Polarity Loss for Zero-shot Object Detection

Conventional object detection models require large amounts of training data. In comparison, humans can recognize previously unseen objects by merely knowing their semantic description. To mimic similar behaviour, zero-shot object detection aims to recognize and localize 'unseen' object instances by using only their semantic information. The model is first trained to learn the relationships between visual and semantic domains for seen objects, later transferring the acquired knowledge to totally unseen objects. This setting gives rise to the need for correct alignment between visual and semantic concepts, so that the unseen objects can be identified using only their semantic attributes. In this paper, we propose a novel loss function called 'Polarity loss', that promotes correct visual-semantic alignment for an improved zero-shot object detection.

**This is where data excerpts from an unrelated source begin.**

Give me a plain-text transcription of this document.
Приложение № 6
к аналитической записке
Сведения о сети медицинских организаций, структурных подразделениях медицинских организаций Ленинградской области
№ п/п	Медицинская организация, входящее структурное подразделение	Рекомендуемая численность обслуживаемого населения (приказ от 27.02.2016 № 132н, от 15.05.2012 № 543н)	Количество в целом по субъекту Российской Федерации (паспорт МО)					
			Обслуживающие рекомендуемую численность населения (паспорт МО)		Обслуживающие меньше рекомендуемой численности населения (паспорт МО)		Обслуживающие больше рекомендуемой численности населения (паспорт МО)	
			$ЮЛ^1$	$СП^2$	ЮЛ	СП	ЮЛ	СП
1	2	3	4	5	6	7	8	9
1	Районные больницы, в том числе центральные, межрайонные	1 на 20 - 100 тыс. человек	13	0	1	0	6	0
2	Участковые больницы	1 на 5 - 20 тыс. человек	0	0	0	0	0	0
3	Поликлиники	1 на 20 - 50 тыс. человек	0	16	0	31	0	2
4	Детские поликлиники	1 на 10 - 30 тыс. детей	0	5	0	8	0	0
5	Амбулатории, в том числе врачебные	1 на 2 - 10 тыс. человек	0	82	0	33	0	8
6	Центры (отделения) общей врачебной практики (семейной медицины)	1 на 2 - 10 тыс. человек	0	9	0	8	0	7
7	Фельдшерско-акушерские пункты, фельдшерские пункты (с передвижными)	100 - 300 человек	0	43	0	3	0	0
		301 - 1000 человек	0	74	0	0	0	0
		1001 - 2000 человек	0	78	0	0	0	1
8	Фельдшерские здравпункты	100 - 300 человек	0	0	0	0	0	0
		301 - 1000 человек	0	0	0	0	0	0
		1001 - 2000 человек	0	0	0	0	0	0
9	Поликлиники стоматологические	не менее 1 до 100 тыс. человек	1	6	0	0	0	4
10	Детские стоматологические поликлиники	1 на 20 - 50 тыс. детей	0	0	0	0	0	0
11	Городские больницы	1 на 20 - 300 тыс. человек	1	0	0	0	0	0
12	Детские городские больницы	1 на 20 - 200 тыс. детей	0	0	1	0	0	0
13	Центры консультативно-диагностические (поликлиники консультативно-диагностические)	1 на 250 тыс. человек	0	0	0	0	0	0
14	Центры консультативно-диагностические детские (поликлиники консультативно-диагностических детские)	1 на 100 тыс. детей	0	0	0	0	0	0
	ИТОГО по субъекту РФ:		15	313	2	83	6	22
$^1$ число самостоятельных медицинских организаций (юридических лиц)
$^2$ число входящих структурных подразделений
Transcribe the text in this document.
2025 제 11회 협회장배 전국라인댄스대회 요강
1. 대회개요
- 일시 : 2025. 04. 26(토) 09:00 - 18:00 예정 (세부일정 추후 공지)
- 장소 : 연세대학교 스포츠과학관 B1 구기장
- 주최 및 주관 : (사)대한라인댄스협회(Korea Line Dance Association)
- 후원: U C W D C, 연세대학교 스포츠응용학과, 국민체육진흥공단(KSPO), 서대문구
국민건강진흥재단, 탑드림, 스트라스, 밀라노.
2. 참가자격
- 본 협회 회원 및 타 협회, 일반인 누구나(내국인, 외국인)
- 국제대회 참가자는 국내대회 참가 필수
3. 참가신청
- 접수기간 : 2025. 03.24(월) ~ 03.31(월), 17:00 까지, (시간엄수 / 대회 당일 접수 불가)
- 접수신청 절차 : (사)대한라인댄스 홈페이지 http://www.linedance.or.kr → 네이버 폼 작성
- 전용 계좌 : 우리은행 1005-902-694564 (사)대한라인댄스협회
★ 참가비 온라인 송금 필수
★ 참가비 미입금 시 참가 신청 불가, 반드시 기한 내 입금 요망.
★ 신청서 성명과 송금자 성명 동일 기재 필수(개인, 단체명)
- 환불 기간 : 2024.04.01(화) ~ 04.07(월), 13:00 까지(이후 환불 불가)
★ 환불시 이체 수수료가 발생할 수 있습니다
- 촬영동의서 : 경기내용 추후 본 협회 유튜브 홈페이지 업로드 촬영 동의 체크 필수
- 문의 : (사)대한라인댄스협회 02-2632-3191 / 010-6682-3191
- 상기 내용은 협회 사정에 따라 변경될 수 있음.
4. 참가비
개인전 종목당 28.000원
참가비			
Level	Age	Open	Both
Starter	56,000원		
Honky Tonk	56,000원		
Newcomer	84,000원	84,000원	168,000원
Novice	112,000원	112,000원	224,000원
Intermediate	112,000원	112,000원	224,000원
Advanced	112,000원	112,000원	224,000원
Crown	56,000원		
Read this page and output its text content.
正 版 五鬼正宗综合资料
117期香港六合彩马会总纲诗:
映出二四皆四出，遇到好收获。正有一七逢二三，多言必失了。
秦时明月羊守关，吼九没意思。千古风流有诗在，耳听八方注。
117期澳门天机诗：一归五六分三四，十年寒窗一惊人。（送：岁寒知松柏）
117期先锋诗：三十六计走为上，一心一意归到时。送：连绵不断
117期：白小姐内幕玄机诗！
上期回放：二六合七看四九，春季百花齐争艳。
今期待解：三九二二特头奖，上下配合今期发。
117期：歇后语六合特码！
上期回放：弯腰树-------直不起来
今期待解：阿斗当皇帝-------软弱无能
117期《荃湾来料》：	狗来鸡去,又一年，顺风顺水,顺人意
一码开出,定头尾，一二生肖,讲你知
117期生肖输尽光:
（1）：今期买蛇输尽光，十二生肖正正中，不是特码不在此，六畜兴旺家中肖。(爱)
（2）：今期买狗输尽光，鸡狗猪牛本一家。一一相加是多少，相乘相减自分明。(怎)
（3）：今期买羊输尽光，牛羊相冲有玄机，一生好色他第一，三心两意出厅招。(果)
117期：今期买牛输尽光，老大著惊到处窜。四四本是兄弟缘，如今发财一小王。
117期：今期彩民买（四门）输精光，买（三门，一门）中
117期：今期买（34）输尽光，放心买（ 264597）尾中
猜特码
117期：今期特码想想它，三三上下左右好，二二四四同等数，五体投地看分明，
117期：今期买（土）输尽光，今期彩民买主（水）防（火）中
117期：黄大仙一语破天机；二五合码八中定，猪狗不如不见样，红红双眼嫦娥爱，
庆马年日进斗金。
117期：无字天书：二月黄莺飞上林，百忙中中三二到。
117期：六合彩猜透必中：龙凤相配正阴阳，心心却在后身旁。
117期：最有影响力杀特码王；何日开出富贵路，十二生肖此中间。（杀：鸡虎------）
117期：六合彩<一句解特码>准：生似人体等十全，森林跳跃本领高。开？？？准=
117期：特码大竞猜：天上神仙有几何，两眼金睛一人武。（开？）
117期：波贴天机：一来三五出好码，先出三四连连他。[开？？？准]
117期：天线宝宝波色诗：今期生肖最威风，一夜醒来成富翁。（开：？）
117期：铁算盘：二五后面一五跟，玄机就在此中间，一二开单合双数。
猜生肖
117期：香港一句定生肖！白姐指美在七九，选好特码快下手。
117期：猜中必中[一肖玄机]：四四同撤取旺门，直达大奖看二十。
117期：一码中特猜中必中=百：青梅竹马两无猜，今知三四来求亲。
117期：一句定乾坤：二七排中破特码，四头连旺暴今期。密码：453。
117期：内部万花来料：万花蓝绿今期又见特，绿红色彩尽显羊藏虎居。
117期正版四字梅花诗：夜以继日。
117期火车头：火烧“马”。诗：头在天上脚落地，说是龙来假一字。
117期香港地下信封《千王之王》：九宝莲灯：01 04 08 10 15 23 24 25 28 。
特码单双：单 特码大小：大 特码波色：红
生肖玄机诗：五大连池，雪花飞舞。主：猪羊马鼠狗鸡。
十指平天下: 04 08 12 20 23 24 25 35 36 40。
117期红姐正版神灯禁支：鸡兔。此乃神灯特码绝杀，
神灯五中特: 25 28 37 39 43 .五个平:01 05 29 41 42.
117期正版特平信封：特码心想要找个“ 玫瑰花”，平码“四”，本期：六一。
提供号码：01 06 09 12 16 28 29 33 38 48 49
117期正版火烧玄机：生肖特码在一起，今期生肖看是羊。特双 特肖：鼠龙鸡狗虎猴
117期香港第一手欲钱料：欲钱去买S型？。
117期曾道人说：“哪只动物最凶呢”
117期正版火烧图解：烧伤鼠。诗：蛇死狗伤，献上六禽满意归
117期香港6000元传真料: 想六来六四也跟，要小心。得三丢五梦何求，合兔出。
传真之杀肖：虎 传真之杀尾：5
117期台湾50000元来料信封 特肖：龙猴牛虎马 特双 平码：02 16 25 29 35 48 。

On one hand, it refines the noisy semantic embeddings via metric learning on a 'Semantic vocabulary' of related concepts to establish a better synergy between visual and semantic domains. On the other hand, it explicitly maximizes the gap between positive and negative predictions to achieve better discrimination between seen, unseen and background objects. Our approach is inspired by embodiment theories in cognitive science, that claim human semantic understanding to be grounded in past experiences (seen objects), related linguistic concepts (word vocabulary) and visual perception (seen/unseen object images). We conduct extensive evaluations on MS-COCO and Pascal VOC datasets, showing significant improvements over state of the art.